Aspek non finansial yang terdiri dari aspek pasar, aspek teknis, aspek manajemen, aspek sosial ekonomi budaya, dan aspek lingkungan menunjukkan bahwa usaha ini layak untuk dijalankan. Hal ini dikarenakan usaha jamur tiram putih ini memiliki peluang pasar yang tinggi, kondisi iklim lokasi yang cocok untuk usaha jamur tiram putih, sarana prasarana usaha yang memadai serta usaha jamur tiram putih ini memberikan dampak yang baik secara sosial ekonomi budaya dan lingkungan sekitar usaha.

Berdasarkan aspek finansial, kriteria kelayakan investasi usaha jamur tiram putih menunjukkan bahwa ketiga skenario yaitu yaitu kondisi Kumbung Jamur D & D sebelum perkembangan usaha (skenario I), dan setelah pengembangan usaha baik membangun kumbung menggunakan bahan bambu (skenario II) maupun menggunakan bahan kayu (skenario III) layak untuk dijalankan. Hal ini disebabkan ketiga skenario memiliki nilai NPV lebih besar dari nol, nilai Net B/C lebih besar dari satu, IRR lebih besar dari discount rate yang digunakan dan payback period berada sebelum umur usaha berakhir. Pada skenario I (kondisi sebelum pengembangan) diperoleh nilai NPV sebesar Rp 160.907.357,82, nilai Net B/C sebesar 1,87, nilai IRR sebesar 32 persen, dan DPP selama 2 tahun, 4 bulan, 17 hari. Pada Skenario II (Rencana pengembangan kapasitas kumbung jamur tiram dengan menggunakan rangka bambu) diperoleh nilai NPV sebesar Rp 732.608.064,89, nilai Net B/C sebesar 2,71, nilai IRR sebesar 56 persen, dan DPP selama 1 tahun, 7 bulan, 28 hari. Pada skenario III (Rencana pengembangan kapasitas kumbung jamur tiram dengan menggunakan rangka kayu) menghasilkan nilai NPV sebesar Rp 1.156.134.833,42, nilai Net B/C sebesar 2,85, nilai IRR sebesar 36 persen, dan DPP selama 1 tahun, 10 bulan 3 hari.

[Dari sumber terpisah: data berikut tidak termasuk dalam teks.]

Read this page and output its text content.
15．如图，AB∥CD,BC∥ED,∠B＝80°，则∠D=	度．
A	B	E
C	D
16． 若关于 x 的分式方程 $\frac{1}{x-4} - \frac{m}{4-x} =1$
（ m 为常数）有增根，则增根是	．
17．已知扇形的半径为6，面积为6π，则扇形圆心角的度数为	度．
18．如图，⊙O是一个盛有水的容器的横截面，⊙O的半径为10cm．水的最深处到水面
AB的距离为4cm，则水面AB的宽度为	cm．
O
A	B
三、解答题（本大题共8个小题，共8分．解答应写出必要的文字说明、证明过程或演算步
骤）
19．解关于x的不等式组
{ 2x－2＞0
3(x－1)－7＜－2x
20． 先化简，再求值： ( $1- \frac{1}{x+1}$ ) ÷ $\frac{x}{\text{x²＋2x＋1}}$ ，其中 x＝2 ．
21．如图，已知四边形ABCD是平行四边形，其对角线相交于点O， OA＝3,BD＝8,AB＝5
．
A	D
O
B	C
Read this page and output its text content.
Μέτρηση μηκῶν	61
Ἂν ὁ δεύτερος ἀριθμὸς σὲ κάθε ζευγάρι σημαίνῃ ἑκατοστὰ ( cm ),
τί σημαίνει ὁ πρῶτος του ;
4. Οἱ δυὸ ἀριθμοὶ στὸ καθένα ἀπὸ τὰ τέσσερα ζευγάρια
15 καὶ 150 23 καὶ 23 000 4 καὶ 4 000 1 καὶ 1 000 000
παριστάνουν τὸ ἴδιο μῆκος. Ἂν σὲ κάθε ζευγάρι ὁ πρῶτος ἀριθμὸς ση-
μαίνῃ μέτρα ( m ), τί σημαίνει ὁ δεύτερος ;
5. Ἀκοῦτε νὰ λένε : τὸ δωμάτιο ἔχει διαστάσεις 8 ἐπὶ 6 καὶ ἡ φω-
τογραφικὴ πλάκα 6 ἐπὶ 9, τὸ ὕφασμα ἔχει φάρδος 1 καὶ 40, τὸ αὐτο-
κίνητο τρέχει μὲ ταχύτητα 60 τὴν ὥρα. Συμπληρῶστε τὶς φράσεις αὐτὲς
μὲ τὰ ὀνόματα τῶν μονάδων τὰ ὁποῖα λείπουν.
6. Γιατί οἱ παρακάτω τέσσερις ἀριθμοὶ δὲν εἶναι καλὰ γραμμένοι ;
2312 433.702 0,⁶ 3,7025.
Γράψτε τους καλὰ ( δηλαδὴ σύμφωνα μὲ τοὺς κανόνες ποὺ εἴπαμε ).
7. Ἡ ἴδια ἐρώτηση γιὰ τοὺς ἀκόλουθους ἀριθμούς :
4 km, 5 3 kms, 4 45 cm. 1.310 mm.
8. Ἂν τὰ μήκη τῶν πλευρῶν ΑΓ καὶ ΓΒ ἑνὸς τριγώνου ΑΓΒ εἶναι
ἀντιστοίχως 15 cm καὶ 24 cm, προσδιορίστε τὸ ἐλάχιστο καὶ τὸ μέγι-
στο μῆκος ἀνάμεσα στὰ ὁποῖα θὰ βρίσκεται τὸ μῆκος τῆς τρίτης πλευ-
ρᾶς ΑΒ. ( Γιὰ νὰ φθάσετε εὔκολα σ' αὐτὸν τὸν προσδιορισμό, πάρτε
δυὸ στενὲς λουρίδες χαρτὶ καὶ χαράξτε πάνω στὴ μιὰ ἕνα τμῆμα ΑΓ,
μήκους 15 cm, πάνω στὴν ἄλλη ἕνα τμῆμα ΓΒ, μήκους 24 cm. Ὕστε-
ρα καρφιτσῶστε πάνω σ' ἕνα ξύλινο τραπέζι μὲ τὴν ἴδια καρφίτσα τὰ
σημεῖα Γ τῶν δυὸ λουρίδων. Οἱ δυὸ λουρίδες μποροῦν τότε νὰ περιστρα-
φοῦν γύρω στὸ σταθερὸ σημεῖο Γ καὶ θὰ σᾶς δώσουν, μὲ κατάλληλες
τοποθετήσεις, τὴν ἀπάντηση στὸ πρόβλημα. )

Analisis sensitivitas yang dilakukan pada skenario-skenario yang digunakan diperoleh adanya penurunan harga jual jamur tiram sebesar 20 persen dan kenaikan harga serbuk kayu sebesar 10 persen tidak mempengaruhi usaha jamur tiram pada masing-masing skenario. Hasil analisis kelayakan finansial incremental net benefit menunjukkan manfaat bersih dari hasil kriteria investasi berupa nilai NPV pada penambahan kapasitas kumbung dengan menggunakan rangka kayu mendapatkan nilai yang lebih besar dan PP yang lebih cepat dibandingkan dengan yang diperoleh pada penambahan kapasitas kumbung dengan menggunakan rangka bambu.